Find the eigenvalues and eigenvectors of the following matrices. Do some problems by hand to be sure you understand what the process means. Then check your results by computer. $$\left(\begin{array}{rrr} 1 & 1 & -1 \\ 1 & 1 & 1 \\ -1 & 1 & -1 \end{array}\right)$$

Matrix algebra is a foundation of linear algebra. Matrices are rectangular arrays of numbers, and they provide a compact way to handle systems of linear equations and transformations. Understanding matrix operations is crucial for solving problems involving eigenvalues and eigenvectors.

Some basic operations include:

• Matrix Addition: Adding corresponding elements of two matrices.
• Matrix Multiplication: Combining elements according to specific rules, leading to a new matrix.
• Determinant: A scalar value that describes some properties of the matrix, like invertibility.
• Inverse: If a matrix can be multiplied by another to yield the identity matrix, it has an inverse.

For eigenvalues and eigenvectors, we often use a determinant and finding inverses. Knowing these operations helps tackle more complex problems, such as the one above.

The characteristic equation is derived from the matrix and is key to finding eigenvalues. It's generally obtained from the equation: \[ \text{det}(A - \text{I} \times \text{λ}) = 0 \] Here, A is the original matrix, I is the identity matrix, and λ (lambda) represents the eigenvalues.

This determinant results in a polynomial equation in terms of λ. Solving this equation is essential since its roots give us the eigenvalues. Each eigenvalue reveals vital information about the matrix, like potential invariant transformations.

For instance, in the given problem, we set up: \[ \text{det}\begin{pmatrix} 1-\text{λ} & 1 & -1 \ 1 & 1-\text{λ} & 1 \ -1 & 1 & -1-\text{λ} \ \end{pmatrix} = 0 \] Simplifying this gives us a polynomial whose roots are the eigenvalues.

Cofactor expansion is a technique used to simplify the computation of a determinant. It involves breaking down a larger matrix into smaller chunks. This method is particularly handy for matrices larger than 2x2.

To perform a cofactor expansion, choose a row or column and take the sum of products of elements and their cofactors. For example, in the given exercise, we expand along the first row of our 3x3 matrix:

\[ (1-\text{λ}) \text{det}\begin{pmatrix} 1-λ & 1 \ 1 & -1-λ \ \end{pmatrix} - 1 \text{det}\begin{pmatrix} 1 & 1 \ -1 & -1-λ \ \end{pmatrix} + (-1) \text{det}\begin{pmatrix} 1 & 1-λ \ -1 & 1 \ \end{pmatrix} \] This exposes smaller determinants that are easier to handle.
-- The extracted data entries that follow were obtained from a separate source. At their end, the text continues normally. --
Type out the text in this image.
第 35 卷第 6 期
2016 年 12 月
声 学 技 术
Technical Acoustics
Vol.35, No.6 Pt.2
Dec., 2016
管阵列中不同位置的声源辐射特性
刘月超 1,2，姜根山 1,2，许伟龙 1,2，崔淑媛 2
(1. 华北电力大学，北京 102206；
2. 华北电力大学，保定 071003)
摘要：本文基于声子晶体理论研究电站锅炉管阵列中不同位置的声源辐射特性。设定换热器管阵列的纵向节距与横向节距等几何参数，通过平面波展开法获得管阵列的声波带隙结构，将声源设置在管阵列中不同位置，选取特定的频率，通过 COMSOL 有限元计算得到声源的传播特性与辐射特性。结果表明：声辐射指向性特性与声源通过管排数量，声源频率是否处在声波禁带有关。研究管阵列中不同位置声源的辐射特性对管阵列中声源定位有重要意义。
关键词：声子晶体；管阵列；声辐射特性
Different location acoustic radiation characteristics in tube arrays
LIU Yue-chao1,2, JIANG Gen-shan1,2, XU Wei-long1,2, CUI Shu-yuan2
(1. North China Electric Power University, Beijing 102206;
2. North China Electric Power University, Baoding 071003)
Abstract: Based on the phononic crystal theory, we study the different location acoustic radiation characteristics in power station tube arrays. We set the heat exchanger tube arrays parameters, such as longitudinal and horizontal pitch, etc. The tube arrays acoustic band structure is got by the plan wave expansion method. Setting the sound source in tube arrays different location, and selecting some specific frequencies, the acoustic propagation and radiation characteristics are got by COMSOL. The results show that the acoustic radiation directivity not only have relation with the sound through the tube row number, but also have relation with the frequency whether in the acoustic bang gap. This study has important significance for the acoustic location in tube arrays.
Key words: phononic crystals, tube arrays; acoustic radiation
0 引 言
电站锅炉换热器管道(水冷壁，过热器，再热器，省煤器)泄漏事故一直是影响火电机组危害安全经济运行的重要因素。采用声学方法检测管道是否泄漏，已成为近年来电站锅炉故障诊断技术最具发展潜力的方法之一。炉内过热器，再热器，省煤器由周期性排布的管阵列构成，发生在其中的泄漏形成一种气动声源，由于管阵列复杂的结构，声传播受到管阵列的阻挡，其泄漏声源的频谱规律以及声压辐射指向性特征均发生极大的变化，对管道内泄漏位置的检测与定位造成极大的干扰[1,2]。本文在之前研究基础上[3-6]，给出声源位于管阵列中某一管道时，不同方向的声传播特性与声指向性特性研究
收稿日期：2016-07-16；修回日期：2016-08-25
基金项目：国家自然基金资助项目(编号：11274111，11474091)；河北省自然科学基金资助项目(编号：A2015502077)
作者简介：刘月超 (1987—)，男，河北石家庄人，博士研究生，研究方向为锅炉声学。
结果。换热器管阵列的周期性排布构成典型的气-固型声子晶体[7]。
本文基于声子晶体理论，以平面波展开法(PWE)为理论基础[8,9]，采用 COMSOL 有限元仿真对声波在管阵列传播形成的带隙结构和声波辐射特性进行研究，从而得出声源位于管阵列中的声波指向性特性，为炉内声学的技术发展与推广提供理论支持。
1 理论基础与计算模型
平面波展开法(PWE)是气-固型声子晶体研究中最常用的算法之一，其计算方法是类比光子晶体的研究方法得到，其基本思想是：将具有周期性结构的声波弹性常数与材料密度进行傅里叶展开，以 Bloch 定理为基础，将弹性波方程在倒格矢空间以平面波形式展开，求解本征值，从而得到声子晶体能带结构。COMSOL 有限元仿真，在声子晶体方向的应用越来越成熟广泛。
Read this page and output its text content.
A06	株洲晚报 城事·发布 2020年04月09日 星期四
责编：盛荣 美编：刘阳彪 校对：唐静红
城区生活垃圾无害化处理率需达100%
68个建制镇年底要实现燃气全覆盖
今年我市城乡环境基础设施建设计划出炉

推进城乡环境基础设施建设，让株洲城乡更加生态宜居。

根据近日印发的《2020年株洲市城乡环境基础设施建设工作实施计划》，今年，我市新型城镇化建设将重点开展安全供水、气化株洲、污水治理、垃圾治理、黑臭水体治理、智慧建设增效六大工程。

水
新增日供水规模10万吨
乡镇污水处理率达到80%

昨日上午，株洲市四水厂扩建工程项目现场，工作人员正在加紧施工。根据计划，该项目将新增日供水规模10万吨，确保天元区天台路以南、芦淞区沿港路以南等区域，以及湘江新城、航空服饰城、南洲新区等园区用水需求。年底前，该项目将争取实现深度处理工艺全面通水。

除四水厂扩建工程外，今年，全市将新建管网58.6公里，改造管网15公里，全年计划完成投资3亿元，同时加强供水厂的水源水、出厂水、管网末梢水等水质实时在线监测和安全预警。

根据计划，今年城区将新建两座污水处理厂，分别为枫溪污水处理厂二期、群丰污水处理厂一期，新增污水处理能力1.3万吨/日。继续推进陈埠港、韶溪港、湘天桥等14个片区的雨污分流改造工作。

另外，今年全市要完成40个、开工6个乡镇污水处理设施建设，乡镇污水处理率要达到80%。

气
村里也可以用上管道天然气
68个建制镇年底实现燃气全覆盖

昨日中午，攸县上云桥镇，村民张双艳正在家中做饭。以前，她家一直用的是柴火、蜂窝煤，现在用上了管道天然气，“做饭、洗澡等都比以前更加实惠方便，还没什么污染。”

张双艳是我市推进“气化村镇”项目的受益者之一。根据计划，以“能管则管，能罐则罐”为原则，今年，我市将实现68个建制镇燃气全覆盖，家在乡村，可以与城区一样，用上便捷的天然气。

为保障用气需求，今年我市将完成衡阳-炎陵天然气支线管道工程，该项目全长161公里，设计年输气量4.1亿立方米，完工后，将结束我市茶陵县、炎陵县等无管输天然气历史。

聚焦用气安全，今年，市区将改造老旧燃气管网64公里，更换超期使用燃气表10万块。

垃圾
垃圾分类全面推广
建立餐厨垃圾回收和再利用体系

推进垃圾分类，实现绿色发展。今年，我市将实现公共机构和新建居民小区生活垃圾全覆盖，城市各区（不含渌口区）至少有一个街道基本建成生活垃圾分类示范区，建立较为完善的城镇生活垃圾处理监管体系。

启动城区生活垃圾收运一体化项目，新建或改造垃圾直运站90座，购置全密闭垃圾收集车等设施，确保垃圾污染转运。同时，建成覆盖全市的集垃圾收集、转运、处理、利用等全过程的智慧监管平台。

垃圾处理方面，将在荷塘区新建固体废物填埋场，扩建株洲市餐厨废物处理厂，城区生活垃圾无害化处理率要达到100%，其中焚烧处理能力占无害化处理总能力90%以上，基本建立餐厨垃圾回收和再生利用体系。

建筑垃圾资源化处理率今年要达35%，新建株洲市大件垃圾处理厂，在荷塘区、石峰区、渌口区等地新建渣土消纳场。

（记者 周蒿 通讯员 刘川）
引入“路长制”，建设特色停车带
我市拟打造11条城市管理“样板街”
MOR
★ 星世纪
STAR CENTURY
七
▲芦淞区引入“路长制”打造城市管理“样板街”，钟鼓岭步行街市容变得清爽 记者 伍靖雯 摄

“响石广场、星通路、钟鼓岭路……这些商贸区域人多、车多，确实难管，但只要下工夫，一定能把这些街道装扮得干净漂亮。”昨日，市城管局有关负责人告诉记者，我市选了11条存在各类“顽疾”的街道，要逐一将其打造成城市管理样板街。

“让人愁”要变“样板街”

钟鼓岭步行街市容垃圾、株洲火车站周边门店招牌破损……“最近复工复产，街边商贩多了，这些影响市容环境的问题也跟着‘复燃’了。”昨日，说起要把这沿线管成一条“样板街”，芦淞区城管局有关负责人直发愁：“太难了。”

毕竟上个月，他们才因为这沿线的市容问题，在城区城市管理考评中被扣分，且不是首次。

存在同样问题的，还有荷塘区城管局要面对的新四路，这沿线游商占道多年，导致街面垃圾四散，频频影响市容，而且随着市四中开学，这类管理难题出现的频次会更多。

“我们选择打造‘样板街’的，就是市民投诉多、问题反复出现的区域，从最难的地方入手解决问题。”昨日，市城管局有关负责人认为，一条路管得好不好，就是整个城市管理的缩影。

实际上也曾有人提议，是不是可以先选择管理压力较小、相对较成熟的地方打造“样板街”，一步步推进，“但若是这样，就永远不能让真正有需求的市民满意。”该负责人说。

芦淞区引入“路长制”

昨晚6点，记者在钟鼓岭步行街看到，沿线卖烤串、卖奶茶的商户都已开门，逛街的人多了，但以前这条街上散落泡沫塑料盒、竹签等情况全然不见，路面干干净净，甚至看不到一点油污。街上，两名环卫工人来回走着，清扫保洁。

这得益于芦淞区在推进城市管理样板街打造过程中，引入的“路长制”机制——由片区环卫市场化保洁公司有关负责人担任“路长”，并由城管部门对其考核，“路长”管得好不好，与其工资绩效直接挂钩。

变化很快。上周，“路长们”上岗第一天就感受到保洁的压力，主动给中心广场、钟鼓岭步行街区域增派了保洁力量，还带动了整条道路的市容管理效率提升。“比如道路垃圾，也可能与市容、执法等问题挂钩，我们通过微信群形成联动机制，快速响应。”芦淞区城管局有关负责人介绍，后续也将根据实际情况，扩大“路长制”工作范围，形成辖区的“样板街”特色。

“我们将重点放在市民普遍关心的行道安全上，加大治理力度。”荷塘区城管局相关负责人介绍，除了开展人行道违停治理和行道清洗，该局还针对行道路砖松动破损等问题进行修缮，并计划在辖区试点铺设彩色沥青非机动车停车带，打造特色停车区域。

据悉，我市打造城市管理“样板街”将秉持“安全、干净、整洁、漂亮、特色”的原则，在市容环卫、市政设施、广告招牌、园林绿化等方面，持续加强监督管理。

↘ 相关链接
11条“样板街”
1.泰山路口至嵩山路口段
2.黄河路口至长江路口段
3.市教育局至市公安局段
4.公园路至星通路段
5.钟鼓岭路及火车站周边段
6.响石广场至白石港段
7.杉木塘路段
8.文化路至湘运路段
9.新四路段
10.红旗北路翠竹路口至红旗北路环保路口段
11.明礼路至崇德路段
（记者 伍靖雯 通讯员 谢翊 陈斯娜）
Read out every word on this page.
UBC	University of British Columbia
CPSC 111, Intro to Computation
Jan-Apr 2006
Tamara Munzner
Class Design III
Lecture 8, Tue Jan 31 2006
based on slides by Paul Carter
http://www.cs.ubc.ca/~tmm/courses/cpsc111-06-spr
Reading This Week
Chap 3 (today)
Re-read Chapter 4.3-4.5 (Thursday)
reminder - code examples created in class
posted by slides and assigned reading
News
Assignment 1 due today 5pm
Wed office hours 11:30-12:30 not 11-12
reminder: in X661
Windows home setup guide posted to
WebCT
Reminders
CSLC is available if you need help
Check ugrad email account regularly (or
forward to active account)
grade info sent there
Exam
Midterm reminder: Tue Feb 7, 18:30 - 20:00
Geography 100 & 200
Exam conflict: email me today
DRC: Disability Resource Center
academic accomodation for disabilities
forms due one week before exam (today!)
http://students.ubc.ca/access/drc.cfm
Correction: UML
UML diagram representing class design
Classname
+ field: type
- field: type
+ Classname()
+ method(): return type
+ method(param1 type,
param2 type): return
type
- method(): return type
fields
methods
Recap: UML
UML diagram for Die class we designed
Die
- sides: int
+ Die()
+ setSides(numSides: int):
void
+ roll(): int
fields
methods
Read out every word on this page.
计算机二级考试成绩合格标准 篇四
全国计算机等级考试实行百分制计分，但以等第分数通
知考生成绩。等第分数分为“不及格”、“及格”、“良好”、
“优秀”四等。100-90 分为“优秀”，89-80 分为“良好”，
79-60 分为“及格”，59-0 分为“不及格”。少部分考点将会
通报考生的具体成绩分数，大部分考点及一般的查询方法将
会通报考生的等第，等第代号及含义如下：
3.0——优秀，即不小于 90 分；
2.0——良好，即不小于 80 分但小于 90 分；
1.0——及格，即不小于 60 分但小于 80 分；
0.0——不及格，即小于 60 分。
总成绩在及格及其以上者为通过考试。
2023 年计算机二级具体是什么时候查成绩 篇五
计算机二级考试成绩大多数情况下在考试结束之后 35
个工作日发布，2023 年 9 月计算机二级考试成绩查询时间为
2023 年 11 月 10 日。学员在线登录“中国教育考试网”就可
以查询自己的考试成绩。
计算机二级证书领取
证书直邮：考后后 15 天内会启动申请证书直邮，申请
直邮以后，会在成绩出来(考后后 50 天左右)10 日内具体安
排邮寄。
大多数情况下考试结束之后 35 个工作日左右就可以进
Cofactor expansion always improves understanding of each matrix's properties and simplifies the characteristic equation.

Linear algebra is the branch of mathematics concerning linear equations and their representations. Here, we'll focus on key techniques related to eigenvalues and eigenvectors.

• Eigenvalues and Eigenvectors: These are scalar and vector combinations where a given matrix acts only as a scalar multiplier. This reveals invariant directions under the transformation.
• Diagonalization: Transforming a matrix into a diagonal form using its eigenvalues and eigenvectors.
• Solving Systems: Using matrices and their properties (like eigenvalues) simplifies solving linear systems.
• Transformation Geometries: Understanding how linear transformations function via matrices.

In the given exercise, we use these techniques to uncover the eigenvalues and corresponding eigenvectors. We initially compute the characteristic equation, use cofactor expansion to simplify determinants, and find solutions to eigenvalue-based equations. Verifying with computing tools ensures accuracy and solidifies understanding.